Lab 5: Performance Measurement

Overview

This lab will walk you through the tools to measure your program's performance and use of CPU and memory resources, as well as identify specific locations in the code where performance bottlenecks may exist. In future labs, we will work on optimizing program performance through a variety of compiler and human methods.

Lab

A boilerplate array sort program has been written for you to build upon. An example bubble sort function has already been implemented. You need to extend the existing code to add the quick sort algorithm into the empty function that already exists in the source code.

To begin this lab, start by obtaining the necessary boilerplate code. Enter the class repository:

unix>  cd ~/bitbucket/2016_spring_ecpe170_boilerplate/

Pull the latest version of the repository, and update your local copy of it:

unix>  hg pull
unix>  hg update

Copy the files you want from the class repository to your private repository:
(In this case, it is one folder you want)
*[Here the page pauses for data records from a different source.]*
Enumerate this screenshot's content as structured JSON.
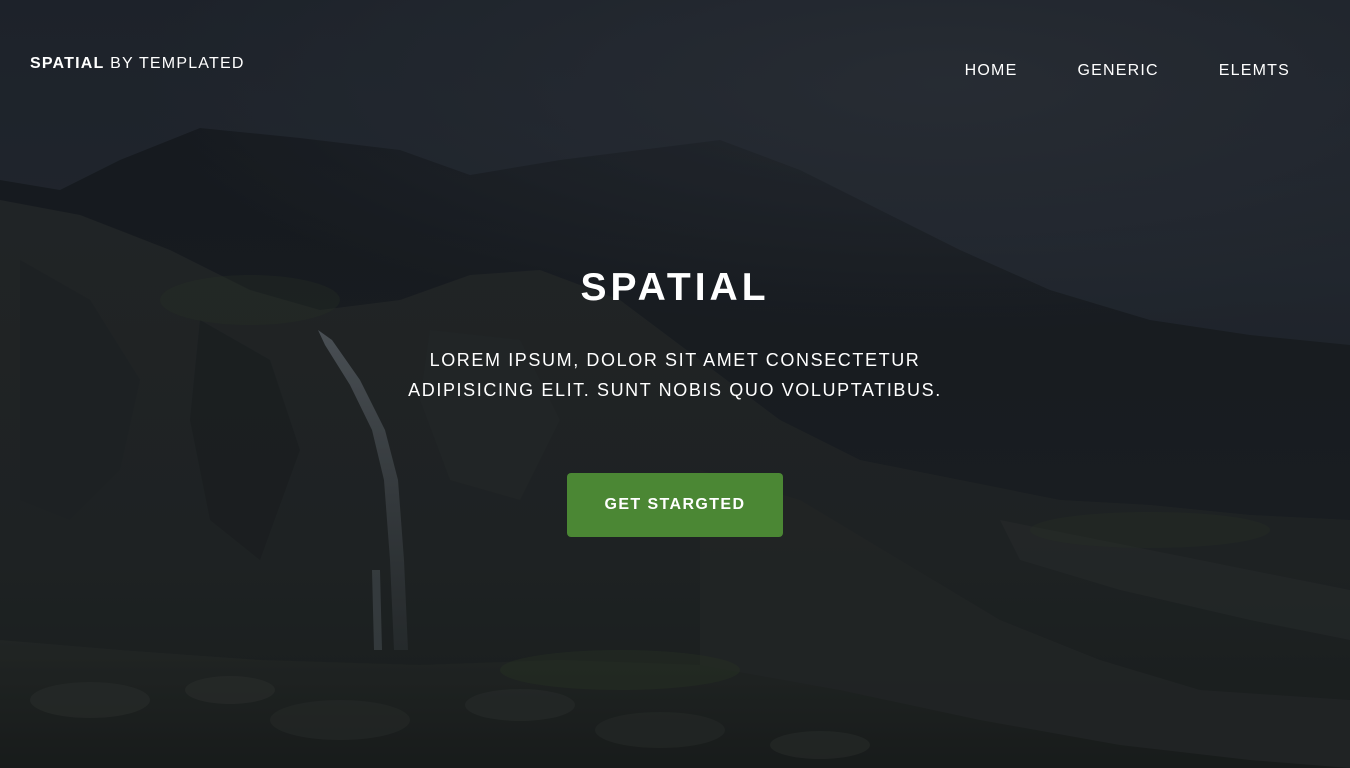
{
  "header": {
    "logo_brand": "SPATIAL",
    "logo_suffix": "BY TEMPLATED",
    "nav": [
      {
        "label": "HOME"
      },
      {
        "label": "GENERIC"
      },
      {
        "label": "ELEMTS"
      }
    ]
  },
  "hero": {
    "title": "SPATIAL",
    "text": "LOREM IPSUM, DOLOR SIT AMET CONSECTETUR ADIPISICING ELIT. SUNT NOBIS QUO VOLUPTATIBUS.",
    "button_label": "GET STARGTED"
  },
  "colors": {
    "accent": "#4b8734",
    "overlay_dark": "#151a1f",
    "text": "#ffffff"
  }
}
unix>  cp -R ~/bitbucket/2016_spring_ecpe170_boilerplate/lab05/part1 ~/bitbucket/2016_spring_ecpe170/lab05

Enter your private repository now, specifically the lab05 folder:

unix>  cd ~/bitbucket/2016_spring_ecpe170/lab05

Add the new files to version control in your private repository:
(Technically, part1 is a directory, but Mercurial is smart enough to just add all the files in these directories with this command)

unix>  hg add part1

Commit the new files in your personal repository, so you can easily go back to the original starter code if necessary

unix>  hg commit -m "Starting Lab 5 with boilerplate code"

Push the new commit to the bitbucket.org website

unix>  hg push

Enter the part1 folder

unix>  cd part1

You should see the following code:

Makefile that can compile the complete program, including the correct GCC settings to enable the C99 language standard. (Needed since we use the "bool" type that was not present in the original C standard)
main() function in sorting.c

Helper functions in helper_functions.c:

Initialize array with random data
Verify that array has been properly sorted
Bubble sort algorithm

Empty functions in your_functions.c

Quick sort - Implement your code here!

Lab Part 1 - Sorting Algorithms

Assignment:
(1) Implement the quick sort algorithm in the file your_functions.c.
(2) Run both algorithms: bubble sort and quick sort, and ensure that the verification function reports success for each algorithm
(3) Check your code (including Makefile) into version control, and push to BitBucket.
Warning: ***Zero*** points will be awarded for missing source code files that were never added to version control, broken Makefiles, or other any errors that prevent your program from compiling/running! (You might want to do a test checkout to a different directory and verify that you can still compile your program)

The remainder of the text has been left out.